Justiça Federal nega urgência em ação popular dos deputados do Paraná contra pedágio eletrônico

Uma decisão da 6ª Vara da Justiça Federal do Distrito Federal negou nesta quarta-feira (4) pedido de tutela de urgência na ação popular impetrada por deputados estaduais do Paraná contra a cobrança de pedágio por meio de pórtico eletrônico no Lote 4 das Concessões Rodoviárias.

A ação foi ajuizada nesta semana e a decisão, ao negar a urgência, determina a tramitação regular do processo, "com a citação dos réus para apresentação de contestação, bem como a intimação do Ministério Público Federal".
O relatório da decisão diz que os autores da ação sustenta, "em síntese, que a modelagem adotada violaria a Lei nº 14.157/2021, por não assegurar a proporcionalidade tarifária ao trecho efetivamente percorrido, além de afrontar cláusulas contratuais e o Programa de Exploração da Rodovia – PER. Alegam, ainda, risco iminente de autuações em massa com fundamento no art. 209-A do Código de Trânsito Brasileiro, bem como lesão à modicidade tarifária e à isonomia dos usuários."
Porém, segundo a decisão, "no tocante ao perigo de dano (periculum in mora), embora os autores aleguem risco de cobrança indevida e de aplicação massiva de multas, observa-se que tais consequências, em tese, possuem natureza predominantemente patrimonial e são passíveis de controle e eventual recomposição futura, caso reconhecida, ao final, a ilegalidade apontada. Não se evidencia, neste estágio inicial, demonstração concreta e individualizada de dano irreversível ou de difícil reparação apto a justificar a suspensão imediata do modelo de arrecadação previsto no contrato de concessão.

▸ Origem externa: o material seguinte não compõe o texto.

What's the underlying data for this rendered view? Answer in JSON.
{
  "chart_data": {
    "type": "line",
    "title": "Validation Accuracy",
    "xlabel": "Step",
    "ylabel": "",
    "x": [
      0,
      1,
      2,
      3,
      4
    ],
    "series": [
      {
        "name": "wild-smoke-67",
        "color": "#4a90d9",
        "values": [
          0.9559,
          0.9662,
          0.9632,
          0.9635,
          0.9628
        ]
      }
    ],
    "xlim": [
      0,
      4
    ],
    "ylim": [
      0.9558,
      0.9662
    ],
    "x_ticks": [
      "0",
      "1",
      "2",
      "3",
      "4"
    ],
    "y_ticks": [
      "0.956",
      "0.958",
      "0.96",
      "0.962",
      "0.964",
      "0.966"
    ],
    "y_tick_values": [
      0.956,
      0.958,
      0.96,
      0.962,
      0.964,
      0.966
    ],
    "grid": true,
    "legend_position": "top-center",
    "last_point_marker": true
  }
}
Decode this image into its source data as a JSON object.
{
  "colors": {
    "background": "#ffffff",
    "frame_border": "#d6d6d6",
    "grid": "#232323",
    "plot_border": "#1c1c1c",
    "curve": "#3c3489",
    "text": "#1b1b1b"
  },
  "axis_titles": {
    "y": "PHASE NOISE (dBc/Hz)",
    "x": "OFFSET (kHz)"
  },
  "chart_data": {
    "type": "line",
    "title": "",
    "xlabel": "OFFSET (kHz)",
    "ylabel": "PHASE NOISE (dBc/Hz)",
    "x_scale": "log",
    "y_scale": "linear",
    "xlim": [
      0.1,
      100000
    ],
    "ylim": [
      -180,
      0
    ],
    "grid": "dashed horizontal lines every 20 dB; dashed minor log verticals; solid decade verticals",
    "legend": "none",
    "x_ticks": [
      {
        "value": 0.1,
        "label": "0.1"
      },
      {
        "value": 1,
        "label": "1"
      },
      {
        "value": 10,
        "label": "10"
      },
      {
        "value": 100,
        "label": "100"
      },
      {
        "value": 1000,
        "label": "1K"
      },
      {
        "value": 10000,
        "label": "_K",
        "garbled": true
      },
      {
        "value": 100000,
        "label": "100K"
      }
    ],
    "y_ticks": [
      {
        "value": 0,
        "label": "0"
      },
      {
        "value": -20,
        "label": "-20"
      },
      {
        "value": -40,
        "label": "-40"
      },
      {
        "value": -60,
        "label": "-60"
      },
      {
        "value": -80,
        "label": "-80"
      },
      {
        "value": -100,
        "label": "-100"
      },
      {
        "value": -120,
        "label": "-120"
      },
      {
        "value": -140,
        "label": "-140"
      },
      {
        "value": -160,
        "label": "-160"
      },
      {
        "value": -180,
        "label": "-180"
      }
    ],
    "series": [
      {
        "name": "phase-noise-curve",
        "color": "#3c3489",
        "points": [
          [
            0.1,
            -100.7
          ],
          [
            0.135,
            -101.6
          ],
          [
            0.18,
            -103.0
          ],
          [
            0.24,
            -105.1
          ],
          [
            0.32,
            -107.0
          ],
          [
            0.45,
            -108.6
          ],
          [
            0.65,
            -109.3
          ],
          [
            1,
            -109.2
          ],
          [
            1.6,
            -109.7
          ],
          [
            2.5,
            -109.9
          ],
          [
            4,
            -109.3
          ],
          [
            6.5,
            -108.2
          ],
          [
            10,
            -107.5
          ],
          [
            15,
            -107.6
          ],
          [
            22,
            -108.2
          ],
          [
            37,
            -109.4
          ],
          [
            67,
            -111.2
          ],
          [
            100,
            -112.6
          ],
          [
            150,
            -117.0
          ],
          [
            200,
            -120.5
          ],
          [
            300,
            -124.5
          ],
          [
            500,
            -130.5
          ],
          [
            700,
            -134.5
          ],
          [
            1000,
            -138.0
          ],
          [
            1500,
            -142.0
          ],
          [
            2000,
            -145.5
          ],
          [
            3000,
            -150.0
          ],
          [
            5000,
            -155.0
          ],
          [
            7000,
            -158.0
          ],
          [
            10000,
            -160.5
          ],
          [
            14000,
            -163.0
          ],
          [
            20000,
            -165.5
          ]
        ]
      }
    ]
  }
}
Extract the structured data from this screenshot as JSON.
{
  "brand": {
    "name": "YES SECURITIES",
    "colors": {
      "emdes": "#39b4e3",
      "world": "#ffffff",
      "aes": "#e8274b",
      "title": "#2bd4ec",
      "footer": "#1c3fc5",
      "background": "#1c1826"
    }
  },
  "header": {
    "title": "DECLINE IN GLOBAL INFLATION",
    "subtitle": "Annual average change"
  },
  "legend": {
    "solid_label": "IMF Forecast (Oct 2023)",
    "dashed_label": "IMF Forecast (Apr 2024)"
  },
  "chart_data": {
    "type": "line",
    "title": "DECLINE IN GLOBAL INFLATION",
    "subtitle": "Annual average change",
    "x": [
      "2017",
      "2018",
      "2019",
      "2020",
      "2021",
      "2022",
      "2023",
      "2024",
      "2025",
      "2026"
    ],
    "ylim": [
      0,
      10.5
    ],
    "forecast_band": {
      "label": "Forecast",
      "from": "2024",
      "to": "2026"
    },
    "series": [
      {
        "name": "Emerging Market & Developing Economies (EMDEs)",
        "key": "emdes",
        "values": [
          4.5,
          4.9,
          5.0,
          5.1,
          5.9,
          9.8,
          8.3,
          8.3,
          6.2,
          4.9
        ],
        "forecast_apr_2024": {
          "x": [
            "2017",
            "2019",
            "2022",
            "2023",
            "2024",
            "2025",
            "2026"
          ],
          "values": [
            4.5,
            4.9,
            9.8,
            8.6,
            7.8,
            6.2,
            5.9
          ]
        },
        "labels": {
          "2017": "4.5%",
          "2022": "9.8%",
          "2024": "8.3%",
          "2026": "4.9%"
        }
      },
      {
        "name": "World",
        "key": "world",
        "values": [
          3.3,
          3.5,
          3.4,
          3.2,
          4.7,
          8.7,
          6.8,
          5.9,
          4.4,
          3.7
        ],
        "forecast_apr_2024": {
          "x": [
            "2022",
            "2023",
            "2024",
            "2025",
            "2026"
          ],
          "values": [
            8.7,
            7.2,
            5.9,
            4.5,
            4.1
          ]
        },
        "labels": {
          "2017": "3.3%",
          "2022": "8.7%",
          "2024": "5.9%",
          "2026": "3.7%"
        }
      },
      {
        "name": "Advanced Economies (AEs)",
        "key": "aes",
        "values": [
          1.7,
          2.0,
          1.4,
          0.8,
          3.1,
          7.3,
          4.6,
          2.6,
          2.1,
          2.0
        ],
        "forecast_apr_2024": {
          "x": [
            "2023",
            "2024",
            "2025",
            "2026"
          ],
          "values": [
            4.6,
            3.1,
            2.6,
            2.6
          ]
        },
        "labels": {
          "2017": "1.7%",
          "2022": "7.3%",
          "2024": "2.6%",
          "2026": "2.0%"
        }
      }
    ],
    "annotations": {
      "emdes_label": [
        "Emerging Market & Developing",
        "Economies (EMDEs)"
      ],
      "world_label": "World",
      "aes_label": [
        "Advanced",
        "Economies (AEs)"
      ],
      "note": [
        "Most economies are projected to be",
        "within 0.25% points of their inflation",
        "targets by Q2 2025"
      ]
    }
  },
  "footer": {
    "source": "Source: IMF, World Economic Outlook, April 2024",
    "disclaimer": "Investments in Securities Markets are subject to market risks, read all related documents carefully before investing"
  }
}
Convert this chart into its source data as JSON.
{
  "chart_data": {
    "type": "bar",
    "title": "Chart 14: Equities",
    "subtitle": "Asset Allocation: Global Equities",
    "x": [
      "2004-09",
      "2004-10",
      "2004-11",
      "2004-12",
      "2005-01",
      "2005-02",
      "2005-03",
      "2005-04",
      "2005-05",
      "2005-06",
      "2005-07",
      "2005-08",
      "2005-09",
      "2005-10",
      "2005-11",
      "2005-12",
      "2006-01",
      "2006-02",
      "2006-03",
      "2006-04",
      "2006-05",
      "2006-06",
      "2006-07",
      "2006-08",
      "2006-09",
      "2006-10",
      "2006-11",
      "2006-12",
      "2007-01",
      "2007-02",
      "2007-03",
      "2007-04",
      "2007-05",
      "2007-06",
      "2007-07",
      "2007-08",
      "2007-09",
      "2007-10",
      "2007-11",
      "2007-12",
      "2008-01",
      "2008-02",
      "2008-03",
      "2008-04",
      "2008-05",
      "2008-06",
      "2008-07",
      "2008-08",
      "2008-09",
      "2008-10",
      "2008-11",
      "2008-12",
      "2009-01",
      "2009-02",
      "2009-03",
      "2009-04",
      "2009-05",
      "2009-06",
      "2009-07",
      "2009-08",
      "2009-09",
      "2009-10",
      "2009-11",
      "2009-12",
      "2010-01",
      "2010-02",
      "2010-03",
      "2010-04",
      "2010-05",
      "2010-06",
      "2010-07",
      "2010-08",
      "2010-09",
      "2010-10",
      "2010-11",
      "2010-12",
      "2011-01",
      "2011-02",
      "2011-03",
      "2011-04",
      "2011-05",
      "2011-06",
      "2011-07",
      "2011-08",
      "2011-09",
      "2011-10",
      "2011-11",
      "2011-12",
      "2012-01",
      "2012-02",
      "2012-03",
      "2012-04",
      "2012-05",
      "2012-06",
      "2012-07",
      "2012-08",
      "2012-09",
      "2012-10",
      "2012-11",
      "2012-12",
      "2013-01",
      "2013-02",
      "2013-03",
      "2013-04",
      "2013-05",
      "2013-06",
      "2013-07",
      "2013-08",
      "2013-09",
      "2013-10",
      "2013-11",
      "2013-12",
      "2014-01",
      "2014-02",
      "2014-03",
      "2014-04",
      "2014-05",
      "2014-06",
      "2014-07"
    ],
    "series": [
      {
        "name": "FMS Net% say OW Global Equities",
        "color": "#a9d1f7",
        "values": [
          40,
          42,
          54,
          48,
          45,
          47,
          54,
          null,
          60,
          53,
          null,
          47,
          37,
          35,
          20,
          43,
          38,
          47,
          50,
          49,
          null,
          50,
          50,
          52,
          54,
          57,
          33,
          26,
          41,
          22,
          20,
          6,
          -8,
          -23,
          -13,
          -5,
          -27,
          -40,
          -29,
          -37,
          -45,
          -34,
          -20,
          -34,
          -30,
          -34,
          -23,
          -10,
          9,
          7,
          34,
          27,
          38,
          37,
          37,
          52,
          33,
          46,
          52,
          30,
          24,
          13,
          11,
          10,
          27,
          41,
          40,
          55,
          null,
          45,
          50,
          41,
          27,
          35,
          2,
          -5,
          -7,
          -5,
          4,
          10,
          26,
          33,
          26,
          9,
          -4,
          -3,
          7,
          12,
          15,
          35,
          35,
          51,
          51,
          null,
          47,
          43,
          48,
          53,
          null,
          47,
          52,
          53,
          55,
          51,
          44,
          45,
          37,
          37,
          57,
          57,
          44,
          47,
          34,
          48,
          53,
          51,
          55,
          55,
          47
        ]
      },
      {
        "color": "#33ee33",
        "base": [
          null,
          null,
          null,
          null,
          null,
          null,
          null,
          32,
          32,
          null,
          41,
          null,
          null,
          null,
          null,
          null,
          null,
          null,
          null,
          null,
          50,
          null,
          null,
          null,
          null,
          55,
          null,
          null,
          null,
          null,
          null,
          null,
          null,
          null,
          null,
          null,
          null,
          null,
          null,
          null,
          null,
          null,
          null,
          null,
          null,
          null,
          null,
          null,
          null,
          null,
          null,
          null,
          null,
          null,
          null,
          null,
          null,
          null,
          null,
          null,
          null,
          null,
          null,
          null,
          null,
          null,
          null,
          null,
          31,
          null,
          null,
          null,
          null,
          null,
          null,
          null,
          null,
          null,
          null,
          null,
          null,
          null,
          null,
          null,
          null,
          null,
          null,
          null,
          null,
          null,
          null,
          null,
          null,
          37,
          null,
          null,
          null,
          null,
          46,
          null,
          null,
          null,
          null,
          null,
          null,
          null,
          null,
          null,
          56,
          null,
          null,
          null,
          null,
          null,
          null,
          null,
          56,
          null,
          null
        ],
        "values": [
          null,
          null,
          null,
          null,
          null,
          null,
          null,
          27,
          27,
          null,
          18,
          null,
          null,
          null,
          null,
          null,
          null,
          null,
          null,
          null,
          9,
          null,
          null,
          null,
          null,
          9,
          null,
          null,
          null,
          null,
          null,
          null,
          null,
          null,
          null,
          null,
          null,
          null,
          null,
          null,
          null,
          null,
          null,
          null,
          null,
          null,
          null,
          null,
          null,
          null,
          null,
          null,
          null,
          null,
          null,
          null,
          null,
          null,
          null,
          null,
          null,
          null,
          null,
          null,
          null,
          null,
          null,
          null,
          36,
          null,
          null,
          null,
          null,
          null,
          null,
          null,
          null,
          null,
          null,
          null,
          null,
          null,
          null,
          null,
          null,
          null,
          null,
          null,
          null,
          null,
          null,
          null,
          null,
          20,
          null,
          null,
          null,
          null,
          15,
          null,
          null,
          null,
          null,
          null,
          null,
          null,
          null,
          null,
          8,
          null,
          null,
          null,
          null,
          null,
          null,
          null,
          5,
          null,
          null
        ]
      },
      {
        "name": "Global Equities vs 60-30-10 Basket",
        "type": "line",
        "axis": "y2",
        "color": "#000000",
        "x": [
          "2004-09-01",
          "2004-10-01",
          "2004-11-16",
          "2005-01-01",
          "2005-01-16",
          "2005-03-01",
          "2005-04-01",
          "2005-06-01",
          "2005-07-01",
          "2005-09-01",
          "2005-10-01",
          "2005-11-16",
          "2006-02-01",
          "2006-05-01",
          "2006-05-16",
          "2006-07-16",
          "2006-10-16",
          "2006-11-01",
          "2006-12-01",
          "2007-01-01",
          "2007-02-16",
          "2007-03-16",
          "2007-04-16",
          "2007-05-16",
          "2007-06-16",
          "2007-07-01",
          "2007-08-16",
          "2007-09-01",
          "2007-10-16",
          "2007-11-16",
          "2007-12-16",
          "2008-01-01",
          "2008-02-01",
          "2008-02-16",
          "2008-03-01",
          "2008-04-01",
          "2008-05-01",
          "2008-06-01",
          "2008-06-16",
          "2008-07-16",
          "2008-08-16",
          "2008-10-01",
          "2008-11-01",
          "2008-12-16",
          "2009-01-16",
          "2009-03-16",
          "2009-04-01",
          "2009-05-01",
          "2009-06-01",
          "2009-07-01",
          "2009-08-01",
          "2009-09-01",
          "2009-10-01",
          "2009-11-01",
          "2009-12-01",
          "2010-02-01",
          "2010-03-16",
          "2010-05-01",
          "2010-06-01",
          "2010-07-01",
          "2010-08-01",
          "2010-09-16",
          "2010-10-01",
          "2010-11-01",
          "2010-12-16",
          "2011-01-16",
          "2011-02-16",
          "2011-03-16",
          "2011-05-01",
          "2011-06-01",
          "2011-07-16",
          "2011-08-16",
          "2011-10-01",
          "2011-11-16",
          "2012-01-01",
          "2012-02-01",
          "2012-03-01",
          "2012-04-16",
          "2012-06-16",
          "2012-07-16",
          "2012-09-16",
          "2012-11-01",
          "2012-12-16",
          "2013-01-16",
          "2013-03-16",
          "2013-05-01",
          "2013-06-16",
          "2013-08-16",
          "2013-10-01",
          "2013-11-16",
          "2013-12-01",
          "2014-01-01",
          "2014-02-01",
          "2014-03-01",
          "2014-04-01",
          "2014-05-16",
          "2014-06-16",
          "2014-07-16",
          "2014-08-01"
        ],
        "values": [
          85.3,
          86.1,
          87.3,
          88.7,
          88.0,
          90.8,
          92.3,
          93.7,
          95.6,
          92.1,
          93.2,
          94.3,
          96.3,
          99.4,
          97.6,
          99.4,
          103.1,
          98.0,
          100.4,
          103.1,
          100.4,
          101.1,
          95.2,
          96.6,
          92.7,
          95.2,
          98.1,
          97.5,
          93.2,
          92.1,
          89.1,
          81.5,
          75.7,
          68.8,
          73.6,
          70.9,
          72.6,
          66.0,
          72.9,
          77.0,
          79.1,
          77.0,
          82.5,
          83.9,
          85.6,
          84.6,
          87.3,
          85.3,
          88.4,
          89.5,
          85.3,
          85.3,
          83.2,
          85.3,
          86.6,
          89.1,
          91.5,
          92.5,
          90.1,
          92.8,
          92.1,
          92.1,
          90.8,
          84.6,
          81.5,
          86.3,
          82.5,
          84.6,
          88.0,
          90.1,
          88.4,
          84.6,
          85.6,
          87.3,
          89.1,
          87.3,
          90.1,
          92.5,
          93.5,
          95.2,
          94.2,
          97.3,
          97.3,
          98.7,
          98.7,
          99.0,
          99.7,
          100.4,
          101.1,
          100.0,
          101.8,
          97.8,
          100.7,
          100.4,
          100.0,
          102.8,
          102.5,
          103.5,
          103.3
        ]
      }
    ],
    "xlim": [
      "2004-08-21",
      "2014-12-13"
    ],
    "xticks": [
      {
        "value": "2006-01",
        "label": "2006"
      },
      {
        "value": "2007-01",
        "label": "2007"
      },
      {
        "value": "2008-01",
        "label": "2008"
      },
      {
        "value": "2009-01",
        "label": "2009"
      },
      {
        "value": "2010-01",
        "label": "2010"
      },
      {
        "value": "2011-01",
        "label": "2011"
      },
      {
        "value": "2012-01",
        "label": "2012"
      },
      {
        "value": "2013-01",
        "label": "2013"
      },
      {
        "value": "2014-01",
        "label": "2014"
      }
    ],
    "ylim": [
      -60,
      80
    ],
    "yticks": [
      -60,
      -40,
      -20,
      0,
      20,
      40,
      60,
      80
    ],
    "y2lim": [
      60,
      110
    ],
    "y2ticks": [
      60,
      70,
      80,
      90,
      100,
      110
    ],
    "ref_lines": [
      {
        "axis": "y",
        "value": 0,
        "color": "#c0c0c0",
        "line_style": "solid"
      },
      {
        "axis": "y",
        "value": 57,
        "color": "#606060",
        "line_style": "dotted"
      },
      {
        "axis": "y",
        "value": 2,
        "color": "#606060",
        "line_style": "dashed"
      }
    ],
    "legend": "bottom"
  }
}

A alegação de potencial multiplicidade de autuações, embora relevante, demanda instrução probatória e esclarecimentos técnicos quanto à forma de implementação do sistema, às regras de informação aos usuários e aos mecanismos de regularização eventualmente previstos."
A decisão cita também o cumprimento do contrato. "Ademais, a suspensão liminar dos atos impugnados implicaria intervenção direta na execução de contrato administrativo de significativa repercussão econômica, com possível impacto no equilíbrio econômico-financeiro da concessão e na prestação do serviço público, o que recomenda prudência redobrada na análise do pedido, sobretudo na ausência de contraditório prévio."
Além disso, faz menção à modelagem das concessões. "A matéria posta em debate envolve escolhas regulatórias e modelagem contratual submetidas à agência reguladora federal, no exercício de competência técnica específica. A interferência judicial, sobretudo em caráter liminar e sem prévia oitiva das partes demandadas, deve ser exercida com redobrada cautela, sob pena de substituição prematura do juízo técnico administrativo por apreciação jurisdicional ainda desprovida do contraditório."
"Ante o exposto, indefiro o pedido de concessão de tutela de urgência. Determino o regular processamento da presente ação popular, com a citação dos réus para apresentação de contestação, bem como a intimação do Ministério Público Federal, nos termos da da Lei nº 4.717/1965", finaliza a decisão.